In all experimental specimens, failure occurred at the connections between the cross bracings and the frame, but the failure was often brittle due to the high ultimate strength compared to the yield strength of the system. If there were two fuses placed on both ends of the brace, the tension criteria were met, and the fuse was effective in absorbing seismic energy and deforming in order to increase the tensile strength of the frame. However, these systems also displayed a reduction in compressive strength when the fuse offered an increase in tensile strength at the connections. Those equipped with four fuses did not lose as much compressional strength, but had a lower ultimate tensile strength, but still met all requirements for tension and compression design.

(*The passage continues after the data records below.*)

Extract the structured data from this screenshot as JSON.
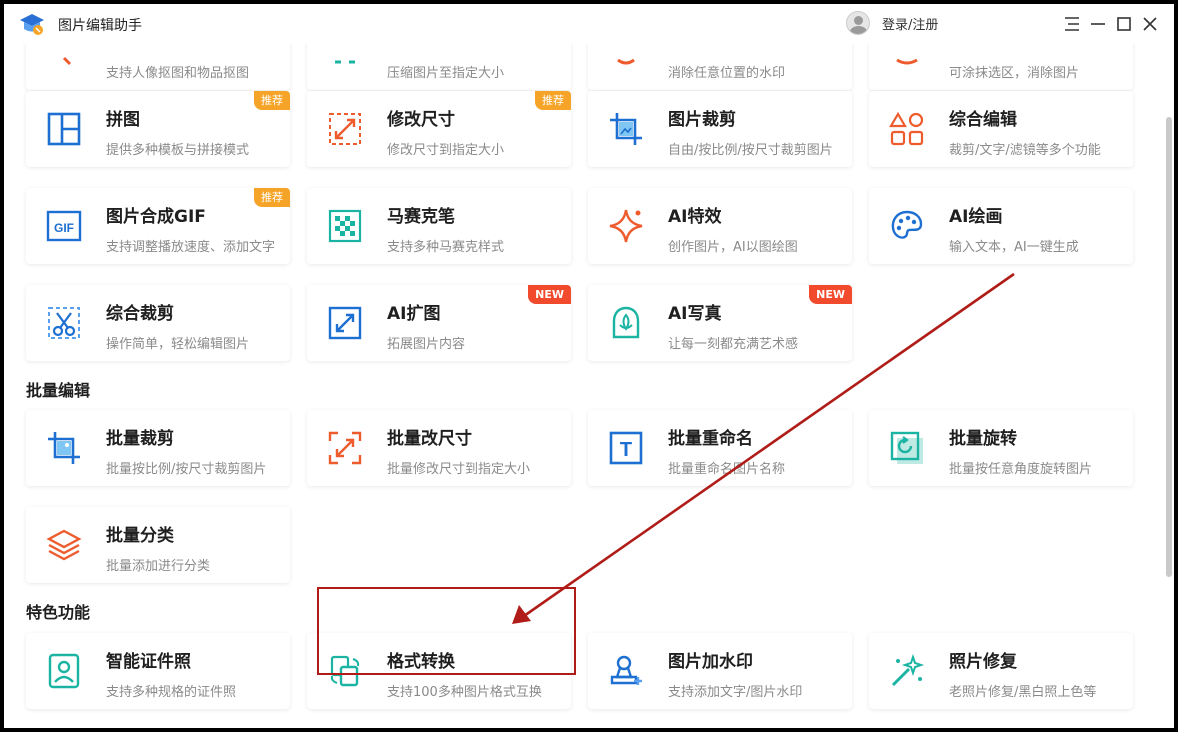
{
  "app": {
    "title": "图片编辑助手",
    "login": "登录/注册"
  },
  "colors": {
    "blue": "#1d6fd1",
    "orange": "#ee5b2d",
    "teal": "#1bb4a3",
    "badge_recommend": "#f6a427",
    "badge_new": "#f24a2c",
    "annotation": "#b01d18"
  },
  "top_partial": [
    {
      "desc": "支持人像抠图和物品抠图"
    },
    {
      "desc": "压缩图片至指定大小"
    },
    {
      "desc": "消除任意位置的水印"
    },
    {
      "desc": "可涂抹选区，消除图片"
    }
  ],
  "tools": [
    {
      "title": "拼图",
      "desc": "提供多种模板与拼接模式",
      "icon": "collage-icon",
      "badge": "推荐"
    },
    {
      "title": "修改尺寸",
      "desc": "修改尺寸到指定大小",
      "icon": "resize-icon",
      "badge": "推荐"
    },
    {
      "title": "图片裁剪",
      "desc": "自由/按比例/按尺寸裁剪图片",
      "icon": "crop-icon",
      "badge": ""
    },
    {
      "title": "综合编辑",
      "desc": "裁剪/文字/滤镜等多个功能",
      "icon": "shapes-icon",
      "badge": ""
    },
    {
      "title": "图片合成GIF",
      "desc": "支持调整播放速度、添加文字",
      "icon": "gif-icon",
      "badge": "推荐",
      "icon_text": "GIF"
    },
    {
      "title": "马赛克笔",
      "desc": "支持多种马赛克样式",
      "icon": "mosaic-icon",
      "badge": ""
    },
    {
      "title": "AI特效",
      "desc": "创作图片，AI以图绘图",
      "icon": "sparkle-icon",
      "badge": ""
    },
    {
      "title": "AI绘画",
      "desc": "输入文本，AI一键生成",
      "icon": "palette-icon",
      "badge": ""
    },
    {
      "title": "综合裁剪",
      "desc": "操作简单，轻松编辑图片",
      "icon": "scissors-icon",
      "badge": ""
    },
    {
      "title": "AI扩图",
      "desc": "拓展图片内容",
      "icon": "expand-icon",
      "badge": "NEW"
    },
    {
      "title": "AI写真",
      "desc": "让每一刻都充满艺术感",
      "icon": "portrait-art-icon",
      "badge": "NEW"
    }
  ],
  "batch": {
    "title": "批量编辑",
    "items": [
      {
        "title": "批量裁剪",
        "desc": "批量按比例/按尺寸裁剪图片",
        "icon": "batch-crop-icon"
      },
      {
        "title": "批量改尺寸",
        "desc": "批量修改尺寸到指定大小",
        "icon": "batch-resize-icon"
      },
      {
        "title": "批量重命名",
        "desc": "批量重命名图片名称",
        "icon": "rename-icon",
        "icon_text": "T"
      },
      {
        "title": "批量旋转",
        "desc": "批量按任意角度旋转图片",
        "icon": "rotate-icon"
      },
      {
        "title": "批量分类",
        "desc": "批量添加进行分类",
        "icon": "layers-icon"
      }
    ]
  },
  "features": {
    "title": "特色功能",
    "items": [
      {
        "title": "智能证件照",
        "desc": "支持多种规格的证件照",
        "icon": "id-photo-icon"
      },
      {
        "title": "格式转换",
        "desc": "支持100多种图片格式互换",
        "icon": "convert-icon"
      },
      {
        "title": "图片加水印",
        "desc": "支持添加文字/图片水印",
        "icon": "watermark-icon"
      },
      {
        "title": "照片修复",
        "desc": "老照片修复/黑白照上色等",
        "icon": "magic-wand-icon"
      }
    ]
  }
}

The inclusion of fuses also reduced the tensile properties of the cross bracing of the system, but the fuse system did allow for the desizing of the cross bracing without a reduction in the energy dissipation capacity of the system. Therefore, the fuses allow for the concentrically braced frame system to comply with design requirements with less material than the traditional concentrically braced frame configuration. Likewise, the strength of the bracing components is shown to have little effect on the strength of the overall system, since much of the seismic energy is dissipated in the connections, which is facilitated by the inclusion of the fuses at the connections of the system.
Reference
Legeron, F., Desjardins, E., and Ahmed, E. (2014). “Fuse performance on bracing of concentrically steel braced frames under cyclic loading,” Journal of Constructional Steel Research, 95, pp 242-255.